For benchmarking, the team tested their techniques on Llama 3 and different diffusion models for low-bit quantization, and saw minimal drops in efficiency. The baselines were tested on NVIDIA's A100 80GB GPU.
When it comes to Llama 3 8B, there was 97% speedup for inference using autoquant, which is an automation tool for determining the best way to apply quantization, with int4 weight.
This happens because of an interesting introduction of Quantization Aware Training (QAT), which minimises the potential accuracy loss caused by low-bit quantization, providing a more robust solution for model optimisation. For experimental purposes, PyTorch has introduced 8-bit and 4-bit optimisers as a direct replacement for AdamW, helping users improve model training efficiency.

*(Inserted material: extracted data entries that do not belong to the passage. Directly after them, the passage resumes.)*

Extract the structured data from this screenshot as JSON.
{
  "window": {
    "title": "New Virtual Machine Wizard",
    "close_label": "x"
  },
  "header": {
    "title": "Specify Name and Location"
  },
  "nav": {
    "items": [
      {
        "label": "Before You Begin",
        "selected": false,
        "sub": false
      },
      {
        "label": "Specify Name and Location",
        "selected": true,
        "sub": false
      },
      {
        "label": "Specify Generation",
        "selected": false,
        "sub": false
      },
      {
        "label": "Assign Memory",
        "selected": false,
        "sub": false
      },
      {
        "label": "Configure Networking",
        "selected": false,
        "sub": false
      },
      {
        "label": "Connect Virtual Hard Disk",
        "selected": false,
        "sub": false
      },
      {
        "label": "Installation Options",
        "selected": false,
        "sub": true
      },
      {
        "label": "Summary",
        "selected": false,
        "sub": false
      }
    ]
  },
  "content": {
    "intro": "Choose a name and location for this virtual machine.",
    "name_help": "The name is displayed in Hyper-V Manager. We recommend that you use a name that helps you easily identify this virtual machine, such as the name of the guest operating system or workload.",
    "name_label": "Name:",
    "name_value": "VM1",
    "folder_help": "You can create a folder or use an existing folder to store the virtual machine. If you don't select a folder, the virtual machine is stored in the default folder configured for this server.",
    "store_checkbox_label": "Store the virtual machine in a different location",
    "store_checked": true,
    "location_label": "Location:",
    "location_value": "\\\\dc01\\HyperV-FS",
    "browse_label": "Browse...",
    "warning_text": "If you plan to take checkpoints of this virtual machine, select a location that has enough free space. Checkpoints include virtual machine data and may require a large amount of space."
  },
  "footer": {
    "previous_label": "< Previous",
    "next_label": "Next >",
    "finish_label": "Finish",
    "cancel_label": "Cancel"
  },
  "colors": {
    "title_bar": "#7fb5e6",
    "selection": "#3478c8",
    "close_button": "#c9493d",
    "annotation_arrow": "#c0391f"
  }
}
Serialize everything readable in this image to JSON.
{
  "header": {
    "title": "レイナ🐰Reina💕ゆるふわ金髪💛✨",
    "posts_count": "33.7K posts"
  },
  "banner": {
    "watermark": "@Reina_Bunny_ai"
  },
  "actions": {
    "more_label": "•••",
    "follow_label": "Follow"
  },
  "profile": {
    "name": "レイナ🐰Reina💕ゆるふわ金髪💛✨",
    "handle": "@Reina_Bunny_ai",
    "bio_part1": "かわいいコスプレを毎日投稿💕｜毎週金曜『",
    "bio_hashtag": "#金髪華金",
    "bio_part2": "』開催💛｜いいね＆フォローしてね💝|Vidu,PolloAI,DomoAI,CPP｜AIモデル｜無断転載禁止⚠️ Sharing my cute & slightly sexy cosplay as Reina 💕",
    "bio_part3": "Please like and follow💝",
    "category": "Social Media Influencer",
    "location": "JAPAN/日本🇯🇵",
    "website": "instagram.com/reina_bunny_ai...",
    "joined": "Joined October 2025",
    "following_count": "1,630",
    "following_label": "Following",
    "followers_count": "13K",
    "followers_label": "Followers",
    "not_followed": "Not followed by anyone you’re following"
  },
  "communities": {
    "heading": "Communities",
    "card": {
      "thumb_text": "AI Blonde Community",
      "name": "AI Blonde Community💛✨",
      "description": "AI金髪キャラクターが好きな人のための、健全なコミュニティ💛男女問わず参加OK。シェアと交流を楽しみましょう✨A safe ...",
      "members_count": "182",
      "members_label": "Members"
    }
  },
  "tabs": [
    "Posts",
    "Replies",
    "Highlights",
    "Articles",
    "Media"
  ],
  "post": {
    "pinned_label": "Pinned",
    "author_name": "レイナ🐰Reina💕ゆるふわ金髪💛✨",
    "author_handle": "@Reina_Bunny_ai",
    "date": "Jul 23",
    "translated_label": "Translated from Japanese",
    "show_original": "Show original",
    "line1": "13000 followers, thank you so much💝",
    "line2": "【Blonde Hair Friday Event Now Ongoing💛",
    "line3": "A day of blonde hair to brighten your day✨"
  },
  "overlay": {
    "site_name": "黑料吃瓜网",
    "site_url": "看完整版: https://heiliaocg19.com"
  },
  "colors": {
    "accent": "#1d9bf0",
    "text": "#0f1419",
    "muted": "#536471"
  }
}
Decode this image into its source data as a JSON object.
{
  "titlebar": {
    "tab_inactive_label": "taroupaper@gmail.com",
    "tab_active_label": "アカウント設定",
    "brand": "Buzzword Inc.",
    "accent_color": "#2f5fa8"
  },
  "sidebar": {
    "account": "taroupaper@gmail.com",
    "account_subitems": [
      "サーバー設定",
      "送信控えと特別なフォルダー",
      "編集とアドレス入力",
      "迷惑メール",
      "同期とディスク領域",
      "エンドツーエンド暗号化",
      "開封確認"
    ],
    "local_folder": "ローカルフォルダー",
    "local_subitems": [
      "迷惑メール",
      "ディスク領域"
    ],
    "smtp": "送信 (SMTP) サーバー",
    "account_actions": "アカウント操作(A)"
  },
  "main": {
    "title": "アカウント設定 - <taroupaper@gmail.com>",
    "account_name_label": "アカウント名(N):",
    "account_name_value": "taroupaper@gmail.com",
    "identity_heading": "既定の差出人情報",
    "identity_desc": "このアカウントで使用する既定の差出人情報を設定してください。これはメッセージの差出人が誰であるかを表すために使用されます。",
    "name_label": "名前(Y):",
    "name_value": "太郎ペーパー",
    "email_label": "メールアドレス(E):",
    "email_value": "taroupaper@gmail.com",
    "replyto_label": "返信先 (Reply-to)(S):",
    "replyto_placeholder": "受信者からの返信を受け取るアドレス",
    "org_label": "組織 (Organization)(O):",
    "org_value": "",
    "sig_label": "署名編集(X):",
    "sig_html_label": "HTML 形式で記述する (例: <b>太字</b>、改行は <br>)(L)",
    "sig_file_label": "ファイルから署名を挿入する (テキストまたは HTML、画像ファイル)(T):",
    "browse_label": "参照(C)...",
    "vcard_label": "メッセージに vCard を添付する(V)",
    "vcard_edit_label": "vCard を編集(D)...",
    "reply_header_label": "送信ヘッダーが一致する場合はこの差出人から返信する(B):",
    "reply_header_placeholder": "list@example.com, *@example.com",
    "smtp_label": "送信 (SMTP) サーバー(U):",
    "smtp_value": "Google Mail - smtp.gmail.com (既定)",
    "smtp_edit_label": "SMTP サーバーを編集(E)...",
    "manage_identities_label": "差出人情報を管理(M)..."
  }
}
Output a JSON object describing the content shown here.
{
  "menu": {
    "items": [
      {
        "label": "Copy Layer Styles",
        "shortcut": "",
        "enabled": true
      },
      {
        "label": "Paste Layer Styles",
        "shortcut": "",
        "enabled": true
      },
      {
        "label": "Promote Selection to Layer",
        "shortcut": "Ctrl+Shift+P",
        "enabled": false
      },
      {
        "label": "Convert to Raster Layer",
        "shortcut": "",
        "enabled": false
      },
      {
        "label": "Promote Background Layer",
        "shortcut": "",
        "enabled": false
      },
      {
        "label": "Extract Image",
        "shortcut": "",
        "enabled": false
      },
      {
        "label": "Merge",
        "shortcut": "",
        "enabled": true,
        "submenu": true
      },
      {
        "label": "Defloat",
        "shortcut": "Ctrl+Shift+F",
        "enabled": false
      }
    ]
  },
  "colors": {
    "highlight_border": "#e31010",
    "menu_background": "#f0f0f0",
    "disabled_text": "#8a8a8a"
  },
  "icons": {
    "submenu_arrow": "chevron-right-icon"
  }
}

Post-training quantization at less than 4 bits can often lead to accuracy degradation. torchao addresses this with QAT, which has shown to recover up to 96% of lost accuracy on benchmarks like Hellaswag. This process is integrated into the torchtune recipe, simplifying the implementation of QAT and making torchao an indispensable tool for training models while preserving accuracy.
Further, by leveraging low-bit data types like int4 and float8, torchao provides powerful quantization options to optimise model performance. It supports dynamic activation quantization across multiple data types and integrates sparsity for enhanced flexibility.
Beyond inference, torchao extends its optimization features to training processes. With support for low-precision computation and communication, torchao offers efficient workflows starting with float8 for torch.nn.Linear layers.
"Why isn't this merged into PyTorch?" is one of the questions that developers asked. Mark Saroufim from the PyTorch team from Meta said that there are trade-offs. "Having a separate repository is called 'out of core,' while including it in PyTorch is 'in core.'" PyTorch is a large library, and adding code takes time due to complex continuous integration (CI), strict backward compatibility (BC) rules, and dependency challenges.
Creating separate repositories like torchao, torchtune, torchchat, etc., keeps PyTorch leaner, with a smaller binary size. It also allows teams to focus on their specific optimisations, which is why developers love PyTorch. "Mostly comes down to what's fastest to develop, it's faster to write a few custom kernels than it is to develop a new compiler backend," said Mark.
torchao has already been integrated into key open-source projects like Hugging Face transformers, providing an inference backend, and diffusers-torchao for accelerating diffusion models. It also serves as a reference implementation for QLoRA and QAT in torchtune.
Additionally, torchao's low-bit quantization techniques are being utilised in the SGLang project, demonstrating its value across research and production.
Looking ahead, PyTorch plans to expand torchao's capabilities, including exploring sub-4-bit quantization, developing high-throughput kernels, extending support to more layers, and optimising it for additional hardware backends like MX hardware.